一開始他以為小桃會是破綻,經過深入了解,得知小桃也只是因為那天早起洗漱的時候,恰巧看見年小熊從院門口進來,身上滿是泥土,她心生疑惑罷了。

師姐那晚究竟到後山去做什麽?兇手又為何要殺她?洛子宴一直被這兩個問題困擾著,他猜想過許多種可能性,經過一一排除,最後認定這事必然和神魔令有著牽連。

他心力交瘁,抱著木頭,站在池子邊上,兀自出神。

三年了,池子裏的荷花開了又枯,枯了又開。池子裏的魚已長得跟米鬥般大了,會做魚的人已經不在了,愛吃魚的人也走了。

過了些時日,阿瑤辦完事回來了,洛子宴把教派裏的事務通通務托付於她。他早就想放下所有負擔,靜下心來好好歇歇了。

洛子宴想起了山腳下那炊煙裊裊的小木屋,想起了總是眉開眼笑的父親,還有那勤勞嫻靜的母親。仿佛只有那處才是自己真正的歸宿。

雨過天晴,山路濕滑。路邊的小草還掛著水珠,只走了一會,他的靴子便全部濕透。雙腳濕熱難耐,他心裏邊莫名有些煩躁。

小木屋漸漸呈現在眼前,卻不見炊煙裊裊。洛子宴大老遠喊道:“爹,娘——”

平常聽到聲音總會出來招手的父親,今天卻未見人影。

待他走近,看見洛嘯天坐在院子的板凳上,伏著桌子睡著了。他搖搖頭,苦笑道:“這麽涼的天,就這麽趴著睡也不怕著涼。”

他走過去拍拍他的肩頭,想把他叫醒。拍了幾下卻是沒半點動靜,洛子宴心一驚,忙伸手探向他的脈搏。

沒有脈搏。

“爹!”

洛子宴瞬間慌了神,他趕緊把人翻過來,只見洛嘯天雙眼翕合,臉色發黑,胸口處冒出的血跡已幹涸,鼻息脈搏全無....

洛子宴急得大聲呼喊:“爹,爹,你醒醒!……”

可惜,人確確實實已經死了,又怎麽還會醒過來?

洛子宴放開他,快步走進屋裏,看見母親躺在床上,也已死去多時。
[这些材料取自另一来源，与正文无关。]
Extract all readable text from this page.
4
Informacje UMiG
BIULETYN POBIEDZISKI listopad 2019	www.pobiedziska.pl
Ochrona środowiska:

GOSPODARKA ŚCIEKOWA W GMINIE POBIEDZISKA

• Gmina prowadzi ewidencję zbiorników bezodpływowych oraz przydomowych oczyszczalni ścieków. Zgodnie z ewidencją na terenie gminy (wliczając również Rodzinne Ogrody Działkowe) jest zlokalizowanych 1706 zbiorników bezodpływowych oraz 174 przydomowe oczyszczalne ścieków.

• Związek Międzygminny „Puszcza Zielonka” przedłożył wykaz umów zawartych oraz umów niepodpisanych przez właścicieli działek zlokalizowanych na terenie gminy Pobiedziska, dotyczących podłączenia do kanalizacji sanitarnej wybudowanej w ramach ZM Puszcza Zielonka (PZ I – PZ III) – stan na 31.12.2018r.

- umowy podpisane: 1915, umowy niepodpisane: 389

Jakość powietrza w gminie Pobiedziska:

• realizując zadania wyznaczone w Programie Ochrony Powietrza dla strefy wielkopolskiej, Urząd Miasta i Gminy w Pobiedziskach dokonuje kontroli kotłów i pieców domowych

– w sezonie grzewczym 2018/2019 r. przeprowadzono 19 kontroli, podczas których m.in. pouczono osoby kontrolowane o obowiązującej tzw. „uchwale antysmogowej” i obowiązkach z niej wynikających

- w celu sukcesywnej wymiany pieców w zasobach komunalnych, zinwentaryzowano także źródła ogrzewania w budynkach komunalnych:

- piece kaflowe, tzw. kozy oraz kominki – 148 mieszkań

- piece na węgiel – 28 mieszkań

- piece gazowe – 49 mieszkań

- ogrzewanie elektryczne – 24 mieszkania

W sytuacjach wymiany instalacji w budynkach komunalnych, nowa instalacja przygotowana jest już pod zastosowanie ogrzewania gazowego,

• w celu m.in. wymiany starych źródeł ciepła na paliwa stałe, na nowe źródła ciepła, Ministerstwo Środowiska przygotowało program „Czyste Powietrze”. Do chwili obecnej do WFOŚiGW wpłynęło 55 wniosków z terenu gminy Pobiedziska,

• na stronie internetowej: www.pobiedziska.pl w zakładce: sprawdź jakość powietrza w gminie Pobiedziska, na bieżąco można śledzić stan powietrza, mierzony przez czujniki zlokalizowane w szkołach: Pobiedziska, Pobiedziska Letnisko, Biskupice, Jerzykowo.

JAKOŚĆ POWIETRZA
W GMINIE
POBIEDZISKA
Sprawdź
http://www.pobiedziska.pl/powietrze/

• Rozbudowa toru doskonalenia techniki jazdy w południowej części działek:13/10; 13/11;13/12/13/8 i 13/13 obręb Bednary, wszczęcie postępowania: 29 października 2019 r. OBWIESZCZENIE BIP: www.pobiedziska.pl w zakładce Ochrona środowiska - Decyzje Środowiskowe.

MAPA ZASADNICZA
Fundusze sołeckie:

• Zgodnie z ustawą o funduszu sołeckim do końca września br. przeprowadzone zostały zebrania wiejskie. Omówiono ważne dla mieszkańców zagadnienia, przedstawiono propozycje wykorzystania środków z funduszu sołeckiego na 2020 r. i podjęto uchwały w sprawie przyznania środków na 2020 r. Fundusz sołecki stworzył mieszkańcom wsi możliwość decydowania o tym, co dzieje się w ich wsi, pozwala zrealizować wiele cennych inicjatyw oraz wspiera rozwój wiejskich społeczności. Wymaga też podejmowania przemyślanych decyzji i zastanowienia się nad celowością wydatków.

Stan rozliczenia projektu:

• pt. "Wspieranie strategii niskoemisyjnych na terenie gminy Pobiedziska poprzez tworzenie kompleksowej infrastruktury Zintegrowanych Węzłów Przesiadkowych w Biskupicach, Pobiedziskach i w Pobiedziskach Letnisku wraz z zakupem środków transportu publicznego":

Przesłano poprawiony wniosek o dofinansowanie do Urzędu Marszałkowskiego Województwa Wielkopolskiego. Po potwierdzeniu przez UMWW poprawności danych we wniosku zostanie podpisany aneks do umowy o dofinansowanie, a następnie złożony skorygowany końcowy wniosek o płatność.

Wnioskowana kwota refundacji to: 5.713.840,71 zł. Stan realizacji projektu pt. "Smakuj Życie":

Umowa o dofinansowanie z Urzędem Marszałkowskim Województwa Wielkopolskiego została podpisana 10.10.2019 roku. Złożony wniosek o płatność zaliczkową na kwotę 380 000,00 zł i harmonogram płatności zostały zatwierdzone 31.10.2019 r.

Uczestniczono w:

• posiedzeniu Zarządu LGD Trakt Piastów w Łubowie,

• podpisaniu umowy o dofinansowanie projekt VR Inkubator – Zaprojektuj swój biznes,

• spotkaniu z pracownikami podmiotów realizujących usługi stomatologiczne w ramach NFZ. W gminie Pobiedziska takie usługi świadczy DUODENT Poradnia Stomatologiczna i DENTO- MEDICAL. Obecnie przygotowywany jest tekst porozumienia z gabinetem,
傷口窄且深,一招斃命,跟師姐身上的劍傷如出一撇,三人之死,皆是一人所為.....

“啊啊——”

為什麽?

明明一個月前,一家人還在這個屋裏談笑風生,今天卻要天人永別。

一時之間,他竟無法接受眼前的事實,兩腿直發軟,仿佛連站著的力氣都沒有。身體抖得厲害,他伸出手擁抱自己,企圖汲取一絲溫暖,卻是沒有用,全身依然凍得打顫。他把頭埋在自己的雙臂之間,卷縮著身子,無助地抽泣著....

不知這樣過了多久,直至太陽已西下,黃昏的餘暉從木窗射進來,一縷縷照灑在他身上,總算有了一些暖意。他緩緩起身,走到母親床前坐下,抱起她的頭,把她放在自己腿上,用手給她輕輕梳理著散發,抹去嘴邊溢出的血跡。

好不容易忍住的淚水,此刻又像斷了線的珠子一樣噗噗往下掉。

“你們明明說,會長命百歲,會看著我娶妻生子,為何還要棄我而去?究竟是什麽人?出於什麽目的?要一個個除去我身邊的人!爹娘,能不能告訴我?我找他報仇去!把他千刀萬剮碎屍萬段!”

洛南天嗎?不,洛南天已經死了!

難道又是因為這神魔令?

“不管在哪一世都是害人的玩意。上一世害死了師傅,這一世連累師姐父母。既是這樣,留你何用?還不如撕碎了給我爹娘殉葬!”

他從懷裏掏出兩物,正要動手,手舉到半空倏忽又停住……

起死回生?對!爹說過那丹藥可以起死回生!

萌生出這個念頭時,洛子宴激動得腦門嗡嗡直響。不管是真是假,他都決定試一試。若是成了,皆大歡喜,若是敗了便是隨他們去了,反正這世間再也沒有什麽可留戀的了。

他站起身,抹幹眼淚,把雙親的屍身細心拾掇一番,趁著月黑風高之時,秘密運回神魔教,放入冰窖裏封存了起來。

接下來便是善後。洛子宴把教派的事逐一安排妥當,啟程之日定在後天。按照藏寶圖指示,洛家皇陵建造在中原北部。洛子宴打算去之前,先回一趟蘇靈門。此一去兇多吉少,未必能活著回來,但無論如何他想去見一見那人。若是回不來,權當是見最後一面,見過之後,便可了無牽掛地去了。

一同前往的還有阿瑤。起初,洛子宴並沒打算要其他人參與,但阿瑤以人多力量大為由,堅決要去,他也就隨得她了。

他雇了輛馬車,兩人商量好,輪流駕馬。第一天阿瑤駕馬,洛子宴坐車廂裏休息,第二天洛子宴駕馬,阿瑤休息,這樣不耽誤腳程,只是馬累得慌。到了洛道,他們換了一匹馬,繼續趕路。這樣走了五天四夜終於到達長河鎮。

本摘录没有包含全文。